Greetings, RADIX readers and writers and Nat Haz list friends,
Here I am in cold, wet Geneva, where spring is a whispered hope and the wisteria hang like icy light-blue funereal garlands.
Or maybe I see the city this way because of the depressive nature of the meeting I am attending.
The UN agency responsible for disaster reduction and the guidelines for getting there since 2005 (UNISDR) seems to have put in place a very inclusive consultative process for designing the post 2015 follow on approach and international framework.
Civil society is here in greater numbers than ever before and with greater unity of purpose. They want a post-2015 agenda for action that has ...

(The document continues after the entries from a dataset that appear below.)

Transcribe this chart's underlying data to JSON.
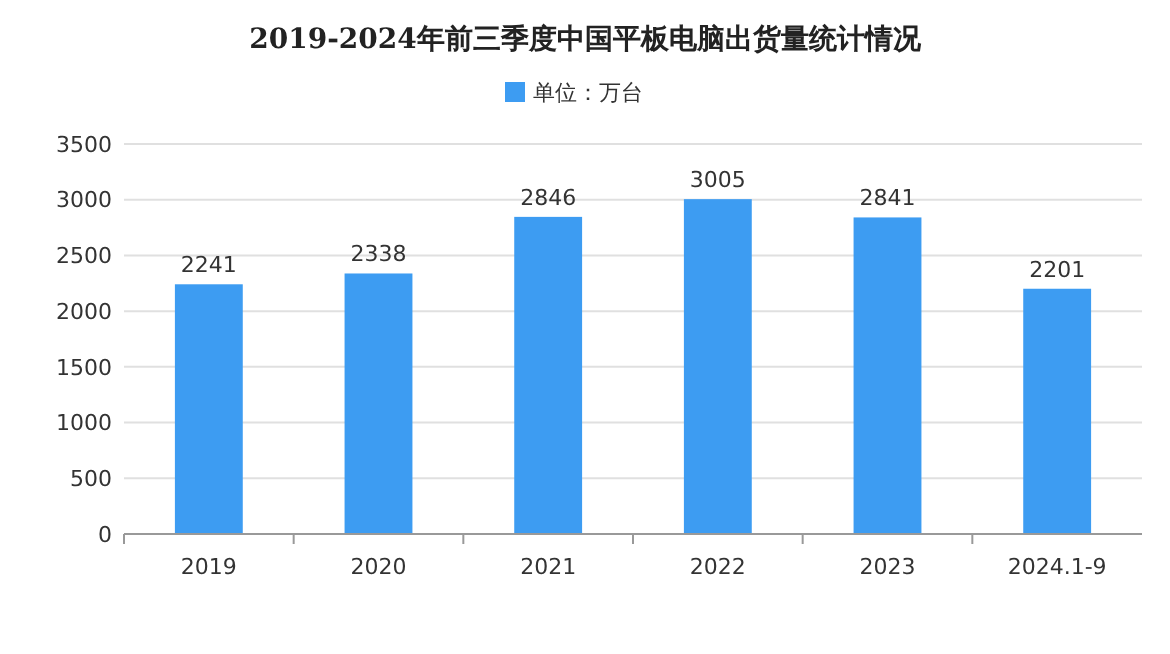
{
  "chart_data": {
    "type": "bar",
    "title": "2019-2024年前三季度中国平板电脑出货量统计情况",
    "categories": [
      "2019",
      "2020",
      "2021",
      "2022",
      "2023",
      "2024.1-9"
    ],
    "series": [
      {
        "name": "单位：万台",
        "color": "#3d9cf2",
        "values": [
          2241,
          2338,
          2846,
          3005,
          2841,
          2201
        ]
      }
    ],
    "ylim": [
      0,
      3500
    ],
    "yticks": [
      0,
      500,
      1000,
      1500,
      2000,
      2500,
      3000,
      3500
    ],
    "grid": "y",
    "legend": "top",
    "data_labels": true
  }
}
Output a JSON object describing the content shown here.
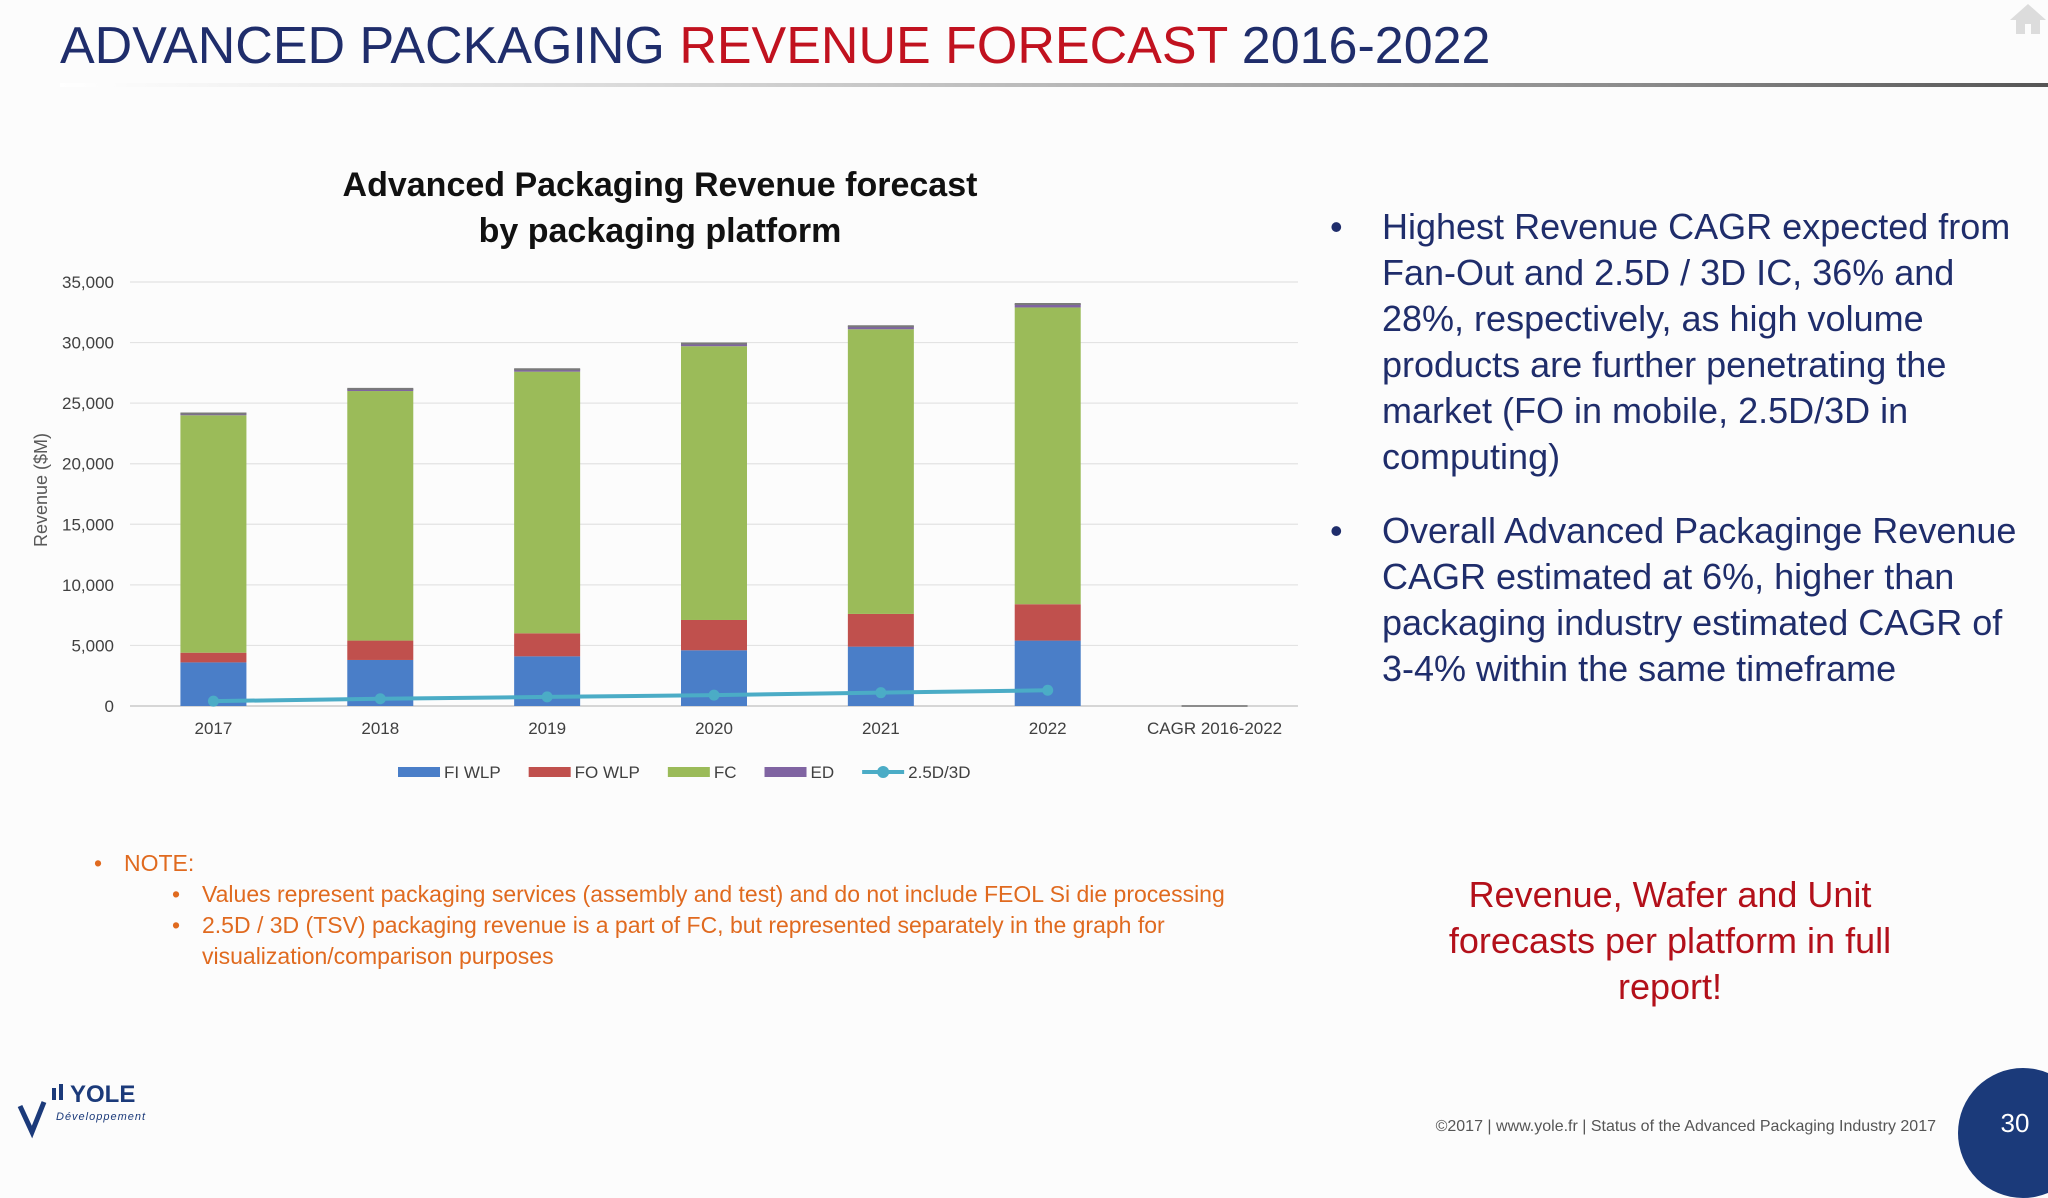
{
  "title": {
    "part1": "ADVANCED PACKAGING ",
    "part2": "REVENUE FORECAST",
    "part3": " 2016-2022"
  },
  "chart_title_line1": "Advanced Packaging Revenue forecast",
  "chart_title_line2": "by packaging platform",
  "bullets": [
    "Highest Revenue CAGR expected from Fan-Out and 2.5D / 3D IC, 36% and 28%, respectively, as high volume products are further penetrating the market (FO in mobile, 2.5D/3D in computing)",
    "Overall Advanced Packaginge Revenue CAGR estimated at 6%, higher than packaging industry estimated CAGR of 3-4% within the same timeframe"
  ],
  "bullet_glyph": "•",
  "note": {
    "label": "NOTE:",
    "items": [
      "Values represent packaging services (assembly and test) and do not include FEOL Si die processing",
      "2.5D / 3D (TSV) packaging revenue is a part of FC, but represented separately in the graph for visualization/comparison purposes"
    ]
  },
  "callout": "Revenue, Wafer and Unit forecasts per platform in full report!",
  "footer": "©2017 | www.yole.fr | Status of the Advanced Packaging Industry 2017",
  "page_number": "30",
  "logo": {
    "text": "YOLE",
    "subtext": "Développement"
  },
  "icons": {
    "home": "home-icon",
    "logo": "yole-logo"
  },
  "colors": {
    "title_blue": "#1f2d6b",
    "title_red": "#c1121f",
    "note_orange": "#e06a1f",
    "callout_red": "#b3101a"
  },
  "chart_data": {
    "type": "bar",
    "stacked": true,
    "categories": [
      "2017",
      "2018",
      "2019",
      "2020",
      "2021",
      "2022",
      "CAGR 2016-2022"
    ],
    "series": [
      {
        "name": "FI WLP",
        "color": "#4a7ec8",
        "values": [
          3600,
          3800,
          4100,
          4600,
          4900,
          5400,
          0
        ]
      },
      {
        "name": "FO WLP",
        "color": "#c0504d",
        "values": [
          800,
          1600,
          1900,
          2500,
          2700,
          3000,
          0
        ]
      },
      {
        "name": "FC",
        "color": "#9bbb59",
        "values": [
          19600,
          20600,
          21600,
          22600,
          23500,
          24500,
          0
        ]
      },
      {
        "name": "ED",
        "color": "#8064a2",
        "values": [
          150,
          180,
          200,
          220,
          250,
          280,
          0
        ]
      },
      {
        "name": "2.5D/3D",
        "type": "line",
        "color": "#4bacc6",
        "values": [
          400,
          600,
          750,
          900,
          1100,
          1300,
          null
        ]
      }
    ],
    "ylabel": "Revenue ($M)",
    "ylim": [
      0,
      35000
    ],
    "yticks": [
      "0",
      "5,000",
      "10,000",
      "15,000",
      "20,000",
      "25,000",
      "30,000",
      "35,000"
    ],
    "grid": true,
    "legend_position": "bottom"
  }
}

1. A focus on the poorest and most marginalised
2. A focus on communities and local government cooperating to reduce risks by using resources decentralised from the national state.
3. A focus on the deep, primary, root causes of disaster vulnerability that stem from unequal and unjust concentration of power: corruption, discrimination and exclusion, displacement and land grabs, lack of access to resources.
4. An approach that breaks down institutional silos and provides disaster reduction integrated with livelihood enhancement, health, education, conflict resolution and environmental conservation.
5. A new regime that will have enforceable targets and much more accountability on the part of governments.
Yet despite all the talk of 'consultation' the chair's report will be drafted ONLY by the UNISDR big shots themselves and the Swiss government. In 2011 the chair's report was drafted by a committee that included civil society. Is the UNISDR modelling transparency?
Even worse, the Global Network of Civil Society Organisations for Disaster Reduction (GNDR) that has tabled the third of the bottom up surveys on the state of progress toward disaster reduction
( http://www.globalnetwork-dr.org/views-from-the-frontline/vfl-2013.html ) has been forbidden by the UNISDR to screen a 3 minute video tomorrow at the start of the GNDR presentation because it shows 'negative results'; yet the numbers don't lie. 21,000 informants in 57 low and medium income countries told researchers from 450 organisations in the GNDR that LOSSES HAVE INCREASED. Nevertheless the UNISDR has banned this video.
As one colleague from Africa said to me, banning the video gives encouragement to many dictatorial governments around the world.
What on earth is the UNISDR playing at?